Together, we can change the culture. We’ve done it with smoking, and this is far more serious. Thank you.
Testimony of Catherine Lake, November 5, 2017
We often hear in the call to worship that wherever you are in your life’s journey, you are welcome here. My name is Catherine Lake and I’ve been a member of this congregation for about 15 years and throughout that time, I have brought so much of my self to this place —my political passions and personal penchants, my despairs and delights — and have always felt welcomed and embraced.
I also bring my inner doubts to my faith community and am not always soothed, sometimes I am deeply challenged and sometimes I am simply held like how my journey group meeting monthly for almost a decade now--holds my experience as they listen to who I am, and who I’ve been, and who I am becoming.
One of my journey group sisters, Brenda Ponic, has been coming to First for 17 years and talks about this place as providing “the ground where she can focus her quest for meaning.” Through the years I have become accustomed to saying that I am a Unitarian Universalist and part of a vibrant faith community called Toronto First. This place is part of my identity.
Where else in the world do I get to call out my sorrows and joys?
Where else do I get to hear wisdom and beauty and have my soul, myself, my person stirred and steadied?
Where else do I get to spiritually connect with others and feel connected and then I get to take this “here” out there?

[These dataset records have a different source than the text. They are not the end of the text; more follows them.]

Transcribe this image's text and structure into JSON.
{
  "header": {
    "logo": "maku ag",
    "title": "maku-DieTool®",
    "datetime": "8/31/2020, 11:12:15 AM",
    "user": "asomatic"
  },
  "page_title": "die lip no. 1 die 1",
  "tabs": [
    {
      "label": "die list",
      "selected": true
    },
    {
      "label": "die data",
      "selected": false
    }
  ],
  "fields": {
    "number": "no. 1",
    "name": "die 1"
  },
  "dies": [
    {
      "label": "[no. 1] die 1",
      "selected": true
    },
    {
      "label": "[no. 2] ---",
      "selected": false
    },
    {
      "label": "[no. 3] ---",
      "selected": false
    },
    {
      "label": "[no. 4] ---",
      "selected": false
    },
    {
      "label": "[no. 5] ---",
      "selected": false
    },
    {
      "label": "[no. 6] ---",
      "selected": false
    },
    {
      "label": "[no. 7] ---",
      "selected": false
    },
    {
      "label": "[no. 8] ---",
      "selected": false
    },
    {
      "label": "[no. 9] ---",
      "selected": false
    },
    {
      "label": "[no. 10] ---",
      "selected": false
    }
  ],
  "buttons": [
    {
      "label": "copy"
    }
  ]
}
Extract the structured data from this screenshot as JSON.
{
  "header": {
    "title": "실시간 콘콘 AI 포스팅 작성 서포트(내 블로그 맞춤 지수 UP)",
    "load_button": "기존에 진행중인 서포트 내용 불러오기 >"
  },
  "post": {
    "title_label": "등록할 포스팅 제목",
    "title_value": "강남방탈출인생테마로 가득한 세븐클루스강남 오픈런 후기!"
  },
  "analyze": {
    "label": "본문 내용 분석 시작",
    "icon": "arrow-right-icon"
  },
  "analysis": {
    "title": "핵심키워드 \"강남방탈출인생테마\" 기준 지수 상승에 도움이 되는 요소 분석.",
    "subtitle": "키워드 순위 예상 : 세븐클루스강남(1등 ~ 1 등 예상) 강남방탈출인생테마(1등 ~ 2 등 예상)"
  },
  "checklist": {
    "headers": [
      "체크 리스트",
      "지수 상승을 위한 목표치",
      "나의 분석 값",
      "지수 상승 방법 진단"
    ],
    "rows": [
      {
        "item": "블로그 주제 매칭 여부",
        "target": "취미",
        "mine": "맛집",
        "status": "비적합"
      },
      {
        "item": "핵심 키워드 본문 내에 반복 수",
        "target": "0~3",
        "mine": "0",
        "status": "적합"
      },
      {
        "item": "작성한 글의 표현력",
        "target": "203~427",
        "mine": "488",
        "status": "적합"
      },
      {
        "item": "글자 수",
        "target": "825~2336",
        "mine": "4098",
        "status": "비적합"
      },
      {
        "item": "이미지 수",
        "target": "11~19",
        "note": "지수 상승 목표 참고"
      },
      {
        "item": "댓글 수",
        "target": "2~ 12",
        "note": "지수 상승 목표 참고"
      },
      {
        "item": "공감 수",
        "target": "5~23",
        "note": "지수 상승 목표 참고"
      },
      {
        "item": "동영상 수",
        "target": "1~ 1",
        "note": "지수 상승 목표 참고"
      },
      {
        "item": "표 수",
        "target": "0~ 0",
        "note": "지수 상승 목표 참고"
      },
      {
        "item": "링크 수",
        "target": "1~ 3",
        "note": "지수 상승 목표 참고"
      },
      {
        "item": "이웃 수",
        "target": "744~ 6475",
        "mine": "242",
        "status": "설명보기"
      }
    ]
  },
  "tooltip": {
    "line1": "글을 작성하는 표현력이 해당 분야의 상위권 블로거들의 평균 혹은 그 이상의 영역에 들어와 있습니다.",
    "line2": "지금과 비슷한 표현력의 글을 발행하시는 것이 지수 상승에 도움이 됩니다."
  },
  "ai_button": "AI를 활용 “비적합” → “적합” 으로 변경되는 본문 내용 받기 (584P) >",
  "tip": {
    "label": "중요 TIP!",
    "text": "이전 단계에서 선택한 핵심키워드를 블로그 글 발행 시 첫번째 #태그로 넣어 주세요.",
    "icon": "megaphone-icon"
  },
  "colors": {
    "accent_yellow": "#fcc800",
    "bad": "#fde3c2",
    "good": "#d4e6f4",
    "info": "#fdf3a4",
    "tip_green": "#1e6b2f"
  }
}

Out there to the hard places of work and school and family and neighbours and traffic and the blur of cellphoned faces in the streets.
I love running into a Toronto First person out there in our cacophony city. It’s exciting like — hey that’s one of my people, that person shares something with me. Something called community, search, commitment, support and struggle for a better world.
Like when I ran into Anne Montanges in the AGO years ago and having never before spoken to her but in having seen her here, I sat with her and she talked to me about art. Anne has been a member of First Unitarian for 67 years. Last Sunday I asked her why she comes and she said “for weekly sustenance” and then I asked why she gives and she said that “everyone needs to live practically as well as spiritually and the church needs it too.”
So in this our pledge season, I am calling on all of us to be generous. Don’t do it according to how many times you come or if one particular Sunday service was better than another. See giving as more like paying for roads and schools and health care. Your contributions pay for this here—and this here supports you personally and in doing so, this here supports those you meet on the road of your journey, those who study life alongside you, and those who strive with you for a healthier world.
As a previous Board member, I know that the Board and people that run this place here really need your commitment and specified pledge for budgeting purposes. You can’t freelance a congregation. It’s too hard not knowing what budget and goals you can set, what people you can hire, what you can offer to the community for the coming year. A firm monetary number and the commitment of planned giving from each of us is a huge weight of worry off of those volunteer shoulders that keep help this place going.
A place to be heard.
A place to be held.
A place for your health and your journey not just within the walls of this place here but out there where we all really need it.
So today, make your pledge. And then pat yourself on the back—for giving to our community that gives to our wider world and for giving to yourself that in turn gives to others as together, we seek, connect, and serve.